Les revendications des tunisiens ont été prises en considération et traduites dans la nouvelle constitution au niveau de ses articles 12, 45 et 129 stipulant la justice sociale, le développement durable, l'équilibre entre les régions, et le droit des citoyens à un environnement sain et équilibré.
Néanmoins tous les gouvernements successifs ont essayé de répondre aux besoins des régions affectées par le chômage et la pollution afin d'arrêterla tension sociale et ce en consacrant des fonds destinés à l'amélioration des conditions de vie des habitants de ces régions, mais sans succès et sans résultats tangibles et apparents,à causenotamment,de la mauvaise gouvernance et l'absence de transparence.
C'est pour cela qu'avec mes collègues députés,j’ai jugé nécessaire d'agir en promulguant une nouvelle loi sur la responsabilité sociétale des entreprises (RSE)comme une des réponses, d'une part, à la mauvaise gestion des fonds alloués par les entreprises publiques notamment, comme la CPG, le GCT et l'ETAP, qui ont dépensé jusqu'à ce jour environ 500 million de DT en tant que contributions à l'amélioration de la qualité de vie des habitants des régions défavorisées, et d'autre part comme contribution aux efforts de réconciliation entre l'entreprise et son environnement social à travers l’allocution par ces dernieres des fonds finançant des projets sociétaux.
Selon la loi, ces fonds, s'inséraient dans le cadre du principe de la responsabilité sociétale des entreprises, seraient destinés au financement des projets principalement dans le domaine du développement de l'employabilité des jeunes et du développement durable.
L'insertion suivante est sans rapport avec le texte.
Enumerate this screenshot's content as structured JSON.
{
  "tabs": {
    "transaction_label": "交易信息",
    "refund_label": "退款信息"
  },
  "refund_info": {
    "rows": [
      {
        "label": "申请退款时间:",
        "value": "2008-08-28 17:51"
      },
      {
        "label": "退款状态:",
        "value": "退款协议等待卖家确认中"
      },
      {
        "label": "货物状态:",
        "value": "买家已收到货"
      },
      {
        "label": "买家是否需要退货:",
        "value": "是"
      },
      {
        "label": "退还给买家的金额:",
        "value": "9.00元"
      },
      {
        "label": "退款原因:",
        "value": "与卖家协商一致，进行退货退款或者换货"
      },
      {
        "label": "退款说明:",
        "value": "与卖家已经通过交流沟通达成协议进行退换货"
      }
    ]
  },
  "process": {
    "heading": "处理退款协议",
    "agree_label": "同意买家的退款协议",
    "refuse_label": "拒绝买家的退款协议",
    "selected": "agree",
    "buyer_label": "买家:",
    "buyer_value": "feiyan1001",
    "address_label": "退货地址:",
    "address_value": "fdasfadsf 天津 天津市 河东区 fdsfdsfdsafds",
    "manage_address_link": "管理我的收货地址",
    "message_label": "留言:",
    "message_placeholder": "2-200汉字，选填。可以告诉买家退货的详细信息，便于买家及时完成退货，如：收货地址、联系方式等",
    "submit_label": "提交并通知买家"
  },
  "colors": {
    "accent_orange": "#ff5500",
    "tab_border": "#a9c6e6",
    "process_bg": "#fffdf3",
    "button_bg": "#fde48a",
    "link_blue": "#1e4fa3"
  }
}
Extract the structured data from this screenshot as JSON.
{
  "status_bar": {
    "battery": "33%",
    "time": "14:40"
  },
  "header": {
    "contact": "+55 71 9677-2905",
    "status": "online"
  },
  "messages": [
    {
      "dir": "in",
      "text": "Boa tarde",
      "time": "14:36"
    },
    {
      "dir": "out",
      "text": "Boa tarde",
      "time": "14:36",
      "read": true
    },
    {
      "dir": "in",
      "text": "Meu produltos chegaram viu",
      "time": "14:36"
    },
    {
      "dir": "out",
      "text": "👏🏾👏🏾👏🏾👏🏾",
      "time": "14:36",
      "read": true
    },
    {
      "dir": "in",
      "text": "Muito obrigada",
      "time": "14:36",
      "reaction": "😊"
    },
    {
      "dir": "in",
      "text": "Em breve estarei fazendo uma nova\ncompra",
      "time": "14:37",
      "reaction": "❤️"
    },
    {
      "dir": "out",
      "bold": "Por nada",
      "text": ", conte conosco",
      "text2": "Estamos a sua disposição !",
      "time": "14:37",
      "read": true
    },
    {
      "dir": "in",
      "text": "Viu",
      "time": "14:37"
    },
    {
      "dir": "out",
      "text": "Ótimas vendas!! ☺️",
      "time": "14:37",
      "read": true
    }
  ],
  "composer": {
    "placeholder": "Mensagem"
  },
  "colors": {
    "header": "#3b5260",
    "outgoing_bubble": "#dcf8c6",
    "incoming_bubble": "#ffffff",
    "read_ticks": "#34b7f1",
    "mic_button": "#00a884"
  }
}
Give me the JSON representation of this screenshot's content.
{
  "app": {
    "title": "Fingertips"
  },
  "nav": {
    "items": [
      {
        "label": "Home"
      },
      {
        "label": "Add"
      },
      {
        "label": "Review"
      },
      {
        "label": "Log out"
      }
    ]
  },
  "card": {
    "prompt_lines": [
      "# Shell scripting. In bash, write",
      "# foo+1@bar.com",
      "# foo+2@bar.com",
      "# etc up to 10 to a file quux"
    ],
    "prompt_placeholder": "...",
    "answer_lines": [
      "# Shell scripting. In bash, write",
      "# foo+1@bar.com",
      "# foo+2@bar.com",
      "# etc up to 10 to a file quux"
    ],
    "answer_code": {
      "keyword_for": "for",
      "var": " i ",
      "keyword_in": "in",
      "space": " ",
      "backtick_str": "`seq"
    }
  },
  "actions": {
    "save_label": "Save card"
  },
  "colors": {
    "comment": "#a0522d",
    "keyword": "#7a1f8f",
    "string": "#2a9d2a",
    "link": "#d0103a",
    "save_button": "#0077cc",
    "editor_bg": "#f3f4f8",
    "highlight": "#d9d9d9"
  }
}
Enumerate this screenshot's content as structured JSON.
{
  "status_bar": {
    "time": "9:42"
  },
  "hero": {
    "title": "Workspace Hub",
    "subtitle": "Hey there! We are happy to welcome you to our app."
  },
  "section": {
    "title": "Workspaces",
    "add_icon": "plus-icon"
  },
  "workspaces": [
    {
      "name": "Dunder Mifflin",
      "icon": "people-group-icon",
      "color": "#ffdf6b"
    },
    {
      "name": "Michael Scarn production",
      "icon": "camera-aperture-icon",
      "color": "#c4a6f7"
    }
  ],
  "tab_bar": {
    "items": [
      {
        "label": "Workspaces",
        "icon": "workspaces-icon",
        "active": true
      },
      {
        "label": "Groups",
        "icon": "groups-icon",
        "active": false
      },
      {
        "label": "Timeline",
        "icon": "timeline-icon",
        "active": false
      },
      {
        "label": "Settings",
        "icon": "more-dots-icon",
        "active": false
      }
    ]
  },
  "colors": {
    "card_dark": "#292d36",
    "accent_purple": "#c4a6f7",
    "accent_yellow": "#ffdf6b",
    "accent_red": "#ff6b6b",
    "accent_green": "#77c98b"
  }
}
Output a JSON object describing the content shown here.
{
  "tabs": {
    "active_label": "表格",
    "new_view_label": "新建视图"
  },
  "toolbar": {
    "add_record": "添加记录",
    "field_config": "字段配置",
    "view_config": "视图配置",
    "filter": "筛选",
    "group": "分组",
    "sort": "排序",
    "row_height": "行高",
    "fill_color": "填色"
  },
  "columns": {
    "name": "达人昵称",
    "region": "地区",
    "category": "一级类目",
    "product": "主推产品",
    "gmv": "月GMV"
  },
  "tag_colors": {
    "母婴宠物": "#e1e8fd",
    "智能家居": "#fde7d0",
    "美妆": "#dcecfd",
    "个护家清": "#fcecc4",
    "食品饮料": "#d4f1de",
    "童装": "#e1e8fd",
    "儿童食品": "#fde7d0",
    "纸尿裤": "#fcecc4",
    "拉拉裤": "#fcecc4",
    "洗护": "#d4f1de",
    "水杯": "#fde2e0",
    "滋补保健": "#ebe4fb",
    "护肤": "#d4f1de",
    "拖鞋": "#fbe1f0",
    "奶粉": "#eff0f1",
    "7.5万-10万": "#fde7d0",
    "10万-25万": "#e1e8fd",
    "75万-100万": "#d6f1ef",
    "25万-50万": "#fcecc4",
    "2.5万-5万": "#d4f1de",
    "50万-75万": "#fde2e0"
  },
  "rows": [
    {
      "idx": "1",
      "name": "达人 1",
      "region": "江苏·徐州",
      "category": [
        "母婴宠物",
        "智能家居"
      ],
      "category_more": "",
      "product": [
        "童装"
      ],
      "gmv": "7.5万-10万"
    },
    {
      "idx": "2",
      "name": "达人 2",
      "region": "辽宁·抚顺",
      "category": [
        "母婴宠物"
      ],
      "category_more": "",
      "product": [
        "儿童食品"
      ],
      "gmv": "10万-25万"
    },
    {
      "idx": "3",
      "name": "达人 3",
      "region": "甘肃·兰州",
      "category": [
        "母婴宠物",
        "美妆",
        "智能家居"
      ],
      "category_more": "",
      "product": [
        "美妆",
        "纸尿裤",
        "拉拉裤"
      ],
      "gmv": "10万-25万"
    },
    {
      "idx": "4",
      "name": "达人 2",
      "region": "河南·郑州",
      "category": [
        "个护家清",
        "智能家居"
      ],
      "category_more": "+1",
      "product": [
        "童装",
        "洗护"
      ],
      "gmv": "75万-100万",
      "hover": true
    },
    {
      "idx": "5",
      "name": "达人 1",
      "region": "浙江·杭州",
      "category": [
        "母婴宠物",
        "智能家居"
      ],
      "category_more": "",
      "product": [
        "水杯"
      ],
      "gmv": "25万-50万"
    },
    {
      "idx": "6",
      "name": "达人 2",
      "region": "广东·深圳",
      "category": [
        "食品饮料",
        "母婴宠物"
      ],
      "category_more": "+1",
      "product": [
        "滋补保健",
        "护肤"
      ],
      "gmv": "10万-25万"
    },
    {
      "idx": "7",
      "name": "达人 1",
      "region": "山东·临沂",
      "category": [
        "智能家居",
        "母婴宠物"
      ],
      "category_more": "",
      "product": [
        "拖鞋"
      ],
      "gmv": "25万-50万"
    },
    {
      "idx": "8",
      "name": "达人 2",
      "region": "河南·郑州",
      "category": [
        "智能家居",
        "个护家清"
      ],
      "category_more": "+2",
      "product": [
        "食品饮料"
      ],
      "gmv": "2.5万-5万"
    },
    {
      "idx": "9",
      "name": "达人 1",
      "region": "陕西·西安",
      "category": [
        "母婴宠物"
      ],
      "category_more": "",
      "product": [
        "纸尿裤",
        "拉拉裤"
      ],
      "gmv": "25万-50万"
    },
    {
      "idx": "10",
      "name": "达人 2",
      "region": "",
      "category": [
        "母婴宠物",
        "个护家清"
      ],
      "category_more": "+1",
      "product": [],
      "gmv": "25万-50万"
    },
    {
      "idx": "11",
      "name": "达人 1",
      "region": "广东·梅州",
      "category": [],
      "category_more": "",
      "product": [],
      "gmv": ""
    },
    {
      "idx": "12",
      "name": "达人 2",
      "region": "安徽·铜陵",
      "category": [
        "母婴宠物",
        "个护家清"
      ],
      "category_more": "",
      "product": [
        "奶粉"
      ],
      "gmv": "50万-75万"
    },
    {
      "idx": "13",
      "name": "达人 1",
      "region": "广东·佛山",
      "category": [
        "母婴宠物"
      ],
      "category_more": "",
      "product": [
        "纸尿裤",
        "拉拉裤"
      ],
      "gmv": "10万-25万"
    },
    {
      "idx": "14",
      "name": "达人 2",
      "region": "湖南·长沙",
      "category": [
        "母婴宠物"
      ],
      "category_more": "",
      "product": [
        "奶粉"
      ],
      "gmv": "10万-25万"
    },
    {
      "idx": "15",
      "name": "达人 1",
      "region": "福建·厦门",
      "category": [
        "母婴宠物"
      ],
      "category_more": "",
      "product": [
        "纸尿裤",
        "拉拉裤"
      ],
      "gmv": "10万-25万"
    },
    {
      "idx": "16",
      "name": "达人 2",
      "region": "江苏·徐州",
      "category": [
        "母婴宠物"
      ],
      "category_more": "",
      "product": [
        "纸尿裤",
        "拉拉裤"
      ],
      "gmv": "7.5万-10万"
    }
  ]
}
La loi parue au journal officiel sous le numéro 35-2018 du 11 juin 2018 présente six articles dont principalement :
- L’article 2 incitant les entreprises publiques et privées et tout autre institution à consacrer des fonds pour financer des projets dans le cadre de la RSE, des projets permettant le développement de l'employabilité des jeunes et le développement de l'économie verte.
- L’article 4 concerne la création des commissions régionales comme structure de proposition d'idées de projets appropriés au régions et comme comité d’orientation et de gestion de projets RSE;
- L’article 6 concerne la création d'un observatoire national RSE au sein du gouvernement pour le suivi et la coordination des activités RSE dans le pays
Grâce à cette loi, avec des petites contributions, les entreprises vont pouvoir réaliser des grands impacts sur les tunisiens. Cette loi devrait aussi permettre à nos entreprises d'adhérer à un processus international comme le Pacte Mondial des Nations Unies, lancé par le Secrétaire Général des Nations Unies afin de pousser les entreprises à contribuer au développement durable dans le monde entier.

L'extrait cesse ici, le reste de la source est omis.